Coisa de Cinéfilo

Shang-Chi e a Lenda dos Dez Anéis chega forte na fase 4 da Marvel

Diretor Destin Daniel Cretton leva o tempo necessário para construir o universo do filme e criar empatia pelas histórias, especialmente do protagonista

Marcela Gelinski*

Shang-Chi e a Lenda dos Dez Anéis chegou aos cinemas como um dos longas mais aguardados do ano, no cenário de fãs da Marvel. A história nos apresenta Shang-Chi, um jovem chinês que foi criado por seu pai com o objetivo de o transformar em um mestre de artes marciais. Quando ele tem a chance de sair desse meio e conhecer o mundo lá fora, acaba se afastando do genitor e procurando viver uma vida comum nos EUA. 

A trama evolui de maneira muito orgânica e interessante ao espectador, mesmo aquele que não é tão apaixonado ou integrado pelo Universo Cinematográfico Marvel (MCU). O roteiro nos apresenta à história do passado da família de Shang-Chi, como as coisas aconteceram, como as forças surgiram. Tudo isso enquanto traça um paralelo com o seu presente cotidiano e sem graça. Conseguimos imergir no personagem com muita facilidade, colaborado pelo carisma do ator Simu Liu. A forma como esse herói é introduzido nesta Fase 4 da Marvel é realmente promissora.

Apresentação de personagens sem pressa
O diretor Destin Daniel Cretton leva o tempo necessário para construir aquele universo e criar empatia pelas histórias, especialmente do protagonista. Somos apresentados à origem da organização Dez Anéis e seu alcance, assim como a origem da energia e força de Shang. 

Shang-Chi é um dos melhores lutadores nas HQs da Marvel e isso é respeitado pelo roteiro. A cenas de ação e lutas marciais são um ponto altíssimo da trama. O cuidado da direção em orquestrar tudo com clareza e efetividade torna a experiência do espectador muito superior aos filmes padrão do estilo. Unindo este elemento à fotografia cuidadosa, temos um filme muito visual e atraente. 

Temos ainda o surgimento do vilão Mandarim, que tem suas motivações bem construídas e explanadas. Em paralelo à construção do protagonista, vemos o mesmo acontecer com esse antagonista, que se mostra tão interessante desde o começo.

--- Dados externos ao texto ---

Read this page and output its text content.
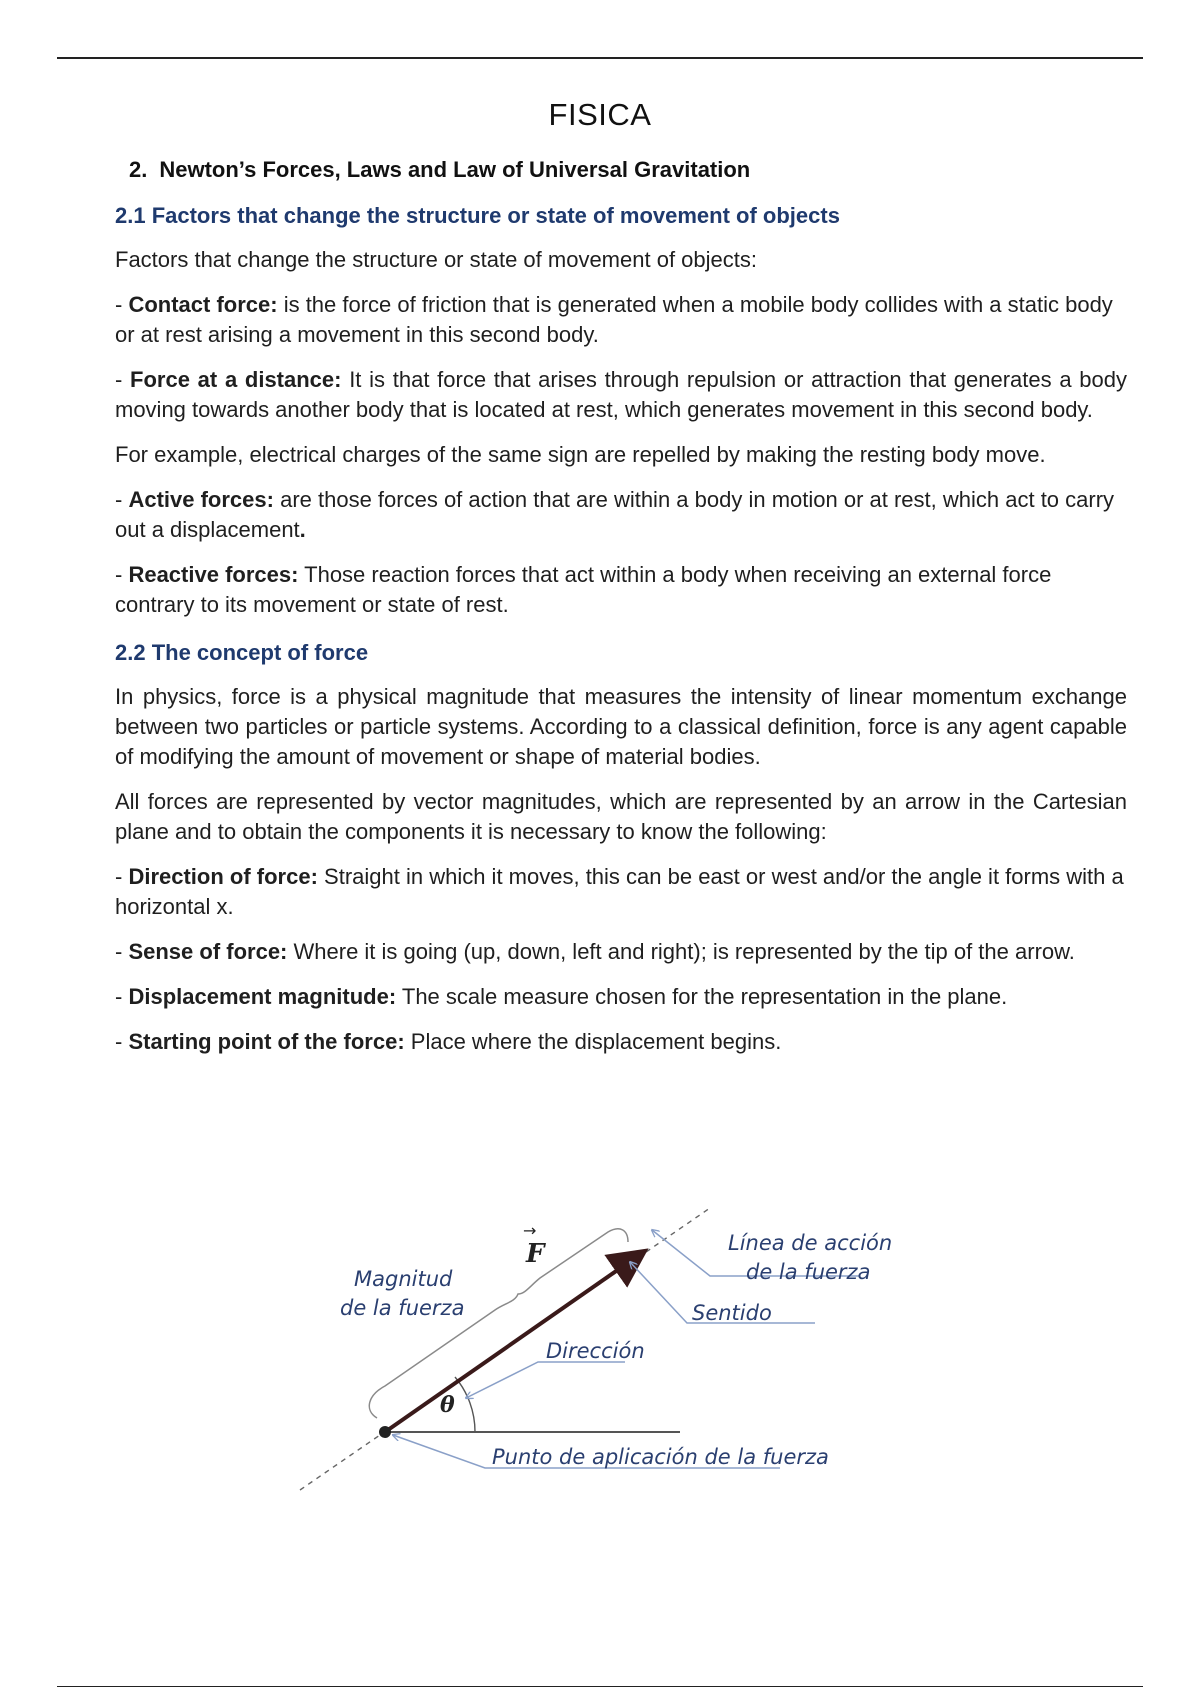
FISICA
2. Newton’s Forces, Laws and Law of Universal Gravitation
2.1 Factors that change the structure or state of movement of objects

Factors that change the structure or state of movement of objects:

- Contact force: is the force of friction that is generated when a mobile body collides with a static body or at rest arising a movement in this second body.

- Force at a distance: It is that force that arises through repulsion or attraction that generates a body moving towards another body that is located at rest, which generates movement in this second body.

For example, electrical charges of the same sign are repelled by making the resting body move.

- Active forces: are those forces of action that are within a body in motion or at rest, which act to carry out a displacement.

- Reactive forces: Those reaction forces that act within a body when receiving an external force contrary to its movement or state of rest.

2.2 The concept of force

In physics, force is a physical magnitude that measures the intensity of linear momentum exchange between two particles or particle systems. According to a classical definition, force is any agent capable of modifying the amount of movement or shape of material bodies.

All forces are represented by vector magnitudes, which are represented by an arrow in the Cartesian plane and to obtain the components it is necessary to know the following:

- Direction of force: Straight in which it moves, this can be east or west and/or the angle it forms with a horizontal x.

- Sense of force: Where it is going (up, down, left and right); is represented by the tip of the arrow.

- Displacement magnitude: The scale measure chosen for the representation in the plane.

- Starting point of the force: Place where the displacement begins.

F
→
θ
Magnitud
de la fuerza
Línea de acción
de la fuerza
Sentido
Dirección
Punto de aplicación de la fuerza
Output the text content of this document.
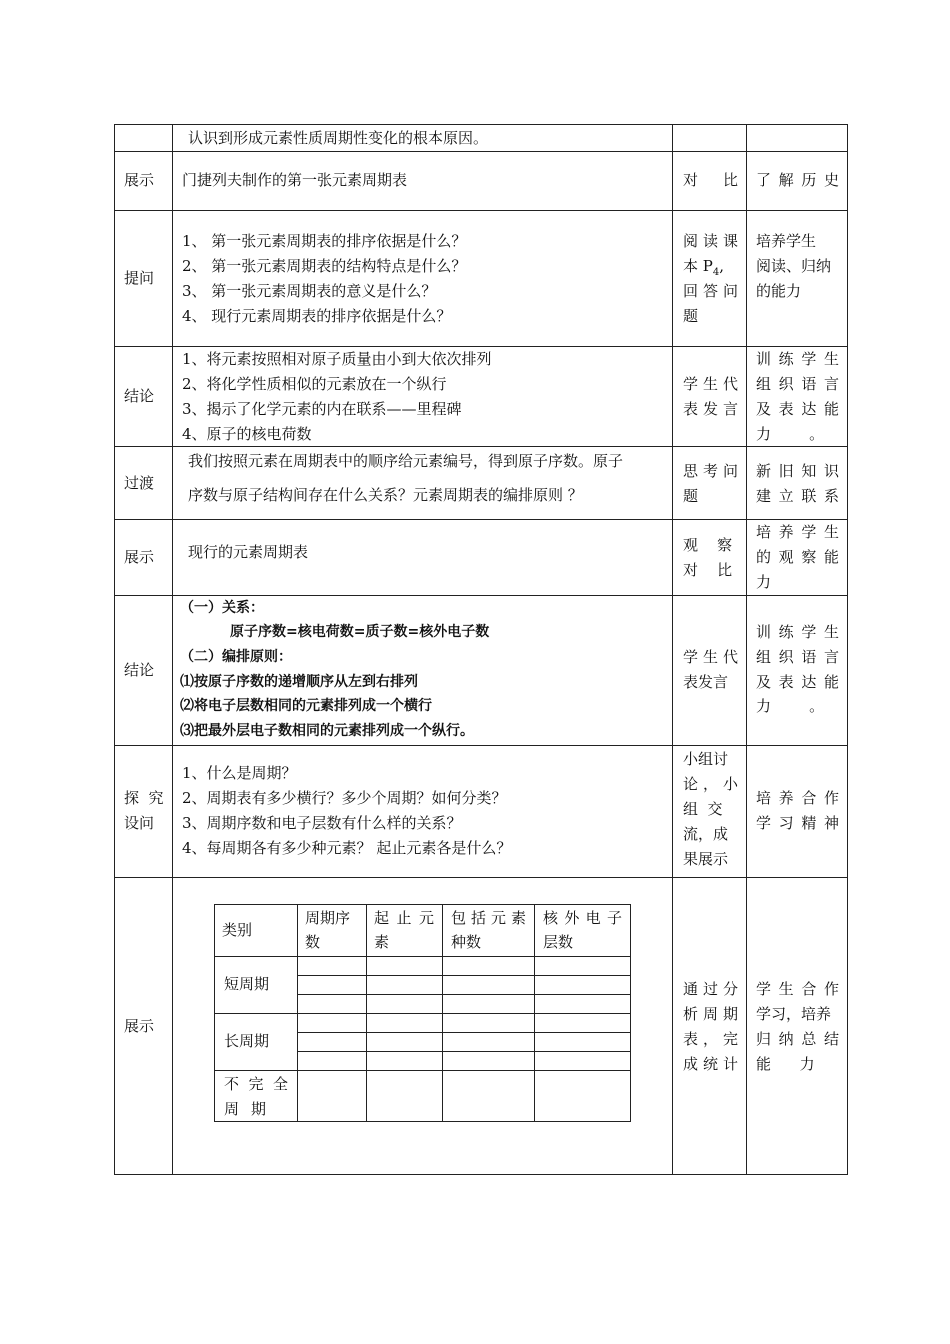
认识到形成元素性质周期性变化的根本原因。
展示 门捷列夫制作的第一张元素周期表	对 比 了解历史
提问
1、 第一张元素周期表的排序依据是什么？
2、 第一张元素周期表的结构特点是什么？
3、 第一张元素周期表的意义是什么？
4、 现行元素周期表的排序依据是什么？
阅读课
本 $P_4$,
回答问
题
培养学生
阅读、归纳
的能力
结论
1、将元素按照相对原子质量由小到大依次排列
2、将化学性质相似的元素放在一个纵行
3、揭示了化学元素的内在联系——里程碑
4、原子的核电荷数
学生代
表发言
训练学生
组织语言
及表达能
力        。
过渡
我们按照元素在周期表中的顺序给元素编号，得到原子序数。原子
序数与原子结构间存在什么关系？元素周期表的编排原则 ？
思考问
题
新旧知识
建立联系
展示 现行的元素周期表	观    察
对    比
培养学生
的观察能
力
结论
（一）关系：
原子序数=核电荷数=质子数=核外电子数
（二）编排原则：
⑴按原子序数的递增顺序从左到右排列
⑵将电子层数相同的元素排列成一个横行
⑶把最外层电子数相同的元素排列成一个纵行。
学生代
表发言
训练学生
组织语言
及表达能
力        。
探  究
设问
1、什么是周期？
2、周期表有多少横行？多少个周期？如何分类？
3、周期序数和电子层数有什么样的关系？
4、每周期各有多少种元素？ 起止元素各是什么？
小组讨
论，小
组  交
流，成
果展示
培养合作
学习精神
展示
通过分
析周期
表，完
成统计
学生合作
学习，培养
归纳总结
能      力
类别
周期序
数
起止元
素
包括元素
种数
核外电子
层数
短周期
长周期
不完全
周期
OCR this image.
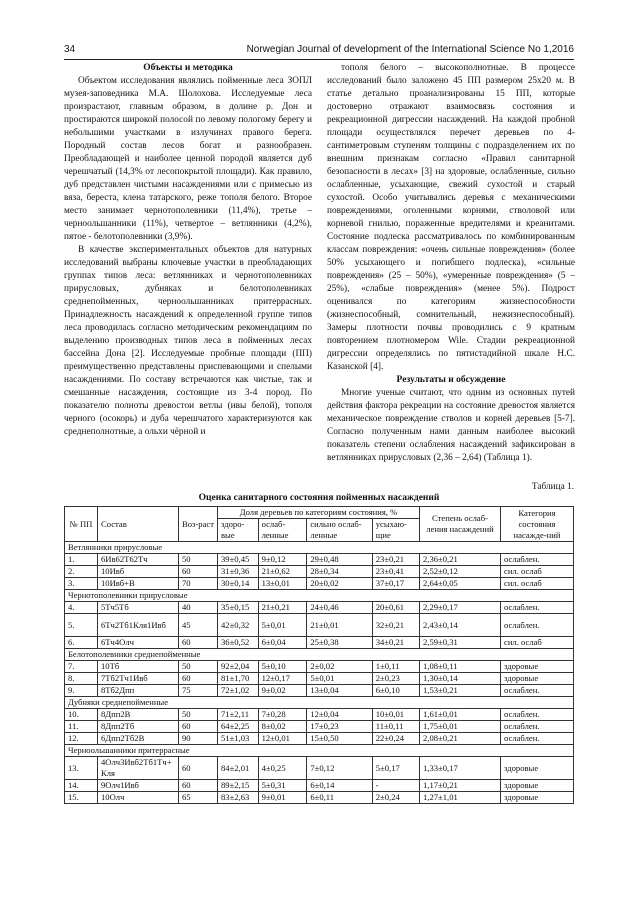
34	Norwegian Journal of development of the International Science No 1,2016
Объекты и методика

Объектом исследования являлись пойменные леса ЗОПЛ музея-заповедника М.А. Шолохова. Исследуемые леса произрастают, главным образом, в долине р. Дон и простираются широкой полосой по левому пологому берегу и небольшими участками в излучинах правого берега. Породный состав лесов богат и разнообразен. Преобладающей и наиболее ценной породой является дуб черешчатый (14,3% от лесопокрытой площади). Как правило, дуб представлен чистыми насаждениями или с примесью из вяза, береста, клена татарского, реже тополя белого. Второе место занимает чернотополевники (11,4%), третье – черноольшанники (11%), четвертое – ветлянники (4,2%), пятое - белотополевники (3,9%).

В качестве экспериментальных объектов для натурных исследований выбраны ключевые участки в преобладающих группах типов леса: ветлянниках и чернотополевниках прирусловых, дубняках и белотополевниках среднепойменных, черноольшанниках притеррасных. Принадлежность насаждений к определенной группе типов леса проводилась согласно методическим рекомендациям по выделению производных типов леса в пойменных лесах бассейна Дона [2]. Исследуемые пробные площади (ПП) преимущественно представлены приспевающими и спелыми насаждениями. По составу встречаются как чистые, так и смешанные насаждения, состоящие из 3-4 пород. По показателю полноты древостои ветлы (ивы белой), тополя черного (осокорь) и дуба черешчатого характеризуются как среднеполнотные, а ольхи чёрной и

тополя белого – высокополнотные. В процессе исследований было заложено 45 ПП размером 25x20 м. В статье детально проанализированы 15 ПП, которые достоверно отражают взаимосвязь состояния и рекреационной дигрессии насаждений. На каждой пробной площади осуществлялся перечет деревьев по 4-сантиметровым ступеням толщины с подразделением их по внешним признакам согласно «Правил санитарной безопасности в лесах» [3] на здоровые, ослабленные, сильно ослабленные, усыхающие, свежий сухостой и старый сухостой. Особо учитывались деревья с механическими повреждениями, оголенными корнями, стволовой или корневой гнилью, пораженные вредителями и креанитами. Состояние подлеска рассматривалось по комбинированным классам повреждения: «очень сильные повреждения» (более 50% усыхающего и погибшего подлеска), «сильные повреждения» (25 – 50%), «умеренные повреждения» (5 – 25%), «слабые повреждения» (менее 5%). Подрост оценивался по категориям жизнеспособности (жизнеспособный, сомнительный, нежизнеспособный). Замеры плотности почвы проводились с 9 кратным повторением плотномером Wile. Стадии рекреационной дигрессии определялись по пятистадийной шкале Н.С. Казанской [4].

Результаты и обсуждение

Многие ученые считают, что одним из основных путей действия фактора рекреации на состояние древостоя является механическое повреждение стволов и корней деревьев [5-7]. Согласно полученным нами данным наиболее высокий показатель степени ослабления насаждений зафиксирован в ветлянниках прирусловых (2,36 – 2,64) (Таблица 1).

Таблица 1.
Оценка санитарного состояния пойменных насаждений
№ ПП	Состав	Воз-раст	Доля деревьев по категориям состояния, %				Степень ослаб-ления насаждений	Категория состояния насажде-ний
			здоро-вые	ослаб-ленные	сильно ослаб-ленные	усыхаю-щие		
Ветлянники прирусловые								
1.	6Ив62Т62Тч	50	39±0,45	9±0,12	29±0,48	23±0,21	2,36±0,21	ослаблен.
2.	10Ивб	60	31±0,36	21±0,62	28±0,34	23±0,41	2,52±0,12	сил. ослаб
3.	10Ивб+В	70	30±0,14	13±0,01	20±0,02	37±0,17	2,64±0,05	сил. ослаб
Чернотополевники прирусловые								
4.	5Тч5Тб	40	35±0,15	21±0,21	24±0,46	20±0,61	2,29±0,17	ослаблен.
5.	6Тч2Тб1Кля1Ивб	45	42±0,32	5±0,01	21±0,01	32±0,21	2,43±0,14	ослаблен.
6.	6Тч4Олч	60	36±0,52	6±0,04	25±0,38	34±0,21	2,59±0,31	сил. ослаб
Белотополевники среднепойменные								
7.	10Тб	50	92±2,04	5±0,10	2±0,02	1±0,11	1,08±0,11	здоровые
8.	7Тб2Тч1Ивб	60	81±1,70	12±0,17	5±0,01	2±0,23	1,30±0,14	здоровые
9.	8Тб2Дпп	75	72±1,02	9±0,02	13±0,04	6±0,10	1,53±0,21	ослаблен.
Дубняки среднепойменные								
10.	8Дпп2В	50	71±2,11	7±0,28	12±0,04	10±0,01	1,61±0,01	ослаблен.
11.	8Дпп2Тб	60	64±2,25	8±0,02	17±0,23	11±0,11	1,75±0,01	ослаблен.
12.	6Дпп2Тб2В	90	51±1,03	12±0,01	15±0,50	22±0,24	2,08±0,21	ослаблен.
Черноольшанники притеррасные								
13.	4Олч3Ивб2Тб1Тч+Кля	60	84±2,01	4±0,25	7±0,12	5±0,17	1,33±0,17	здоровые
14.	9Олч1Ивб	60	89±2,15	5±0,31	6±0,14	-	1,17±0,21	здоровые
15.	10Олч	65	83±2,63	9±0,01	6±0,11	2±0,24	1,27±1,01	здоровые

Tudo isso só é possível, claro, pela atuação excepcional de Tony Leung Chiu-wai.


Representatividade oriental

Assim como foi em Pantera Negra (2018), um elenco composto majoritariamente por asiáticos é fundamental para o cinema de super-herói, que abrange um público tão grande e variado. Existe um cuidado redobrado em não utilizar estereótipos que já estamos habituados e isso se reflete em cena, com um roteiro eficiente e fluido. 

Referências do MCU
Como era de se esperar, o longa é cheio de referências e conexões com outras tramas da Marvel, mesmo que isso surja de maneira muito discreta em alguns momentos. São citados eventos como o estalo de dedos de Thanos, o aparecimento do vilão Abominável, de “O Incrível Hulk”, entre outros. Os fãs mais atentos certamente ficarão procurando estas referências.  

Ao final do longa, temos duas cenas pós-créditos (um clássico da Marvel) mostrando o futuro daquela história e onde ela pode caminhar. São importantes e valem a espera, pois conectam diretamente com outros filmes do Universo. 

Atraente para todos
Por fim, Shang-Chi e a Lenda dos Dez Anéis é um ótimo longa de ação e aventura que vai muito além de um simples longa de super-herói. É interessante mesmo àquele público que não é tão atraído pela Marvel, pois oferece ótimas atuações, cenas de luta bem ensaiadas e um equilíbrio de roteiro impressionante.